Construido sobre el modelo de los castillos cruzados de Tierra Santa, a su vez deudor de los castros romanos, con una planta cuadrangular, está reforzado en la parte superior por cuatro torres cuadradas de igual altura. En el siglo XVI, con el advenimiento de las armas de fuego, el castillo se adaptó a las nuevas técnicas defensivas. El edificio tiene dos salas monumentales de la época de Federico en el primer piso. Este núcleo central se amplió con la construcción de las murallas: la del noreste de planta cuadrada y la del suroeste de punta de lanza, conectadas por el antemural que encierra grandes patios secundarios.
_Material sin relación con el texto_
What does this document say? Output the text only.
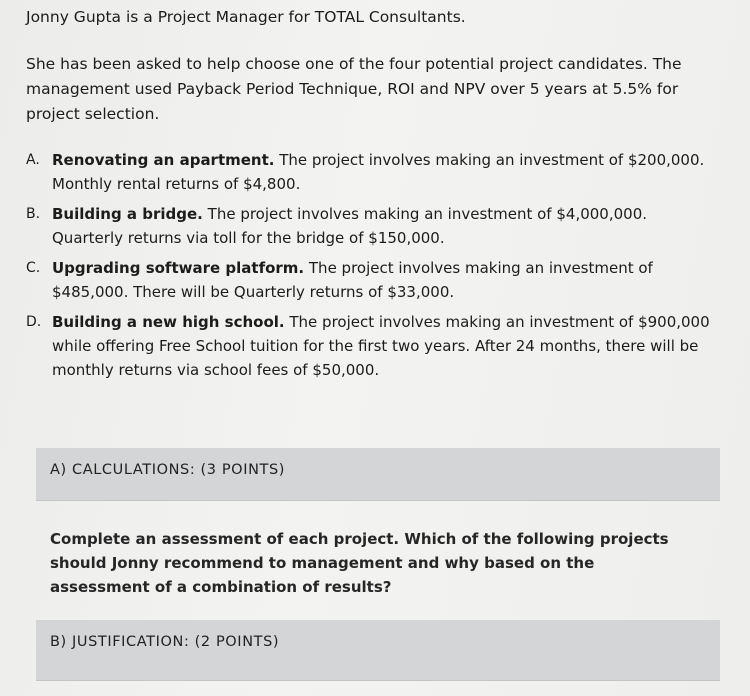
Jonny Gupta is a Project Manager for TOTAL Consultants.
She has been asked to help choose one of the four potential project candidates. The management used Payback Period Technique, ROI and NPV over 5 years at 5.5% for project selection.
A. Renovating an apartment. The project involves making an investment of $200,000. Monthly rental returns of $4,800.
B. Building a bridge. The project involves making an investment of $4,000,000. Quarterly returns via toll for the bridge of $150,000.
C. Upgrading software platform. The project involves making an investment of $485,000. There will be Quarterly returns of $33,000.
D. Building a new high school. The project involves making an investment of $900,000 while offering Free School tuition for the first two years. After 24 months, there will be monthly returns via school fees of $50,000.
A) CALCULATIONS: (3 POINTS)
Complete an assessment of each project. Which of the following projects should Jonny recommend to management and why based on the assessment of a combination of results?
B) JUSTIFICATION: (2 POINTS)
El cuerpo de las casamatas, construido en el período renacentista, delimita el patio central. El edificio fue objeto de nuevas obras de adaptación en el siglo XIX, para adaptarse a la función de la prisión. En los años setenta pasó a manos del Ministerio de Educación, ahora Ministerio de Patrimonio y Actividades Culturales, que supervisó la restauración y la musealización.
En el Museo del Castillo, situado en la planta baja del bastión cuadrado, se encuentran hallazgos de piedra y cerámica de las excavaciones realizadas durante la restauración del siglo XX.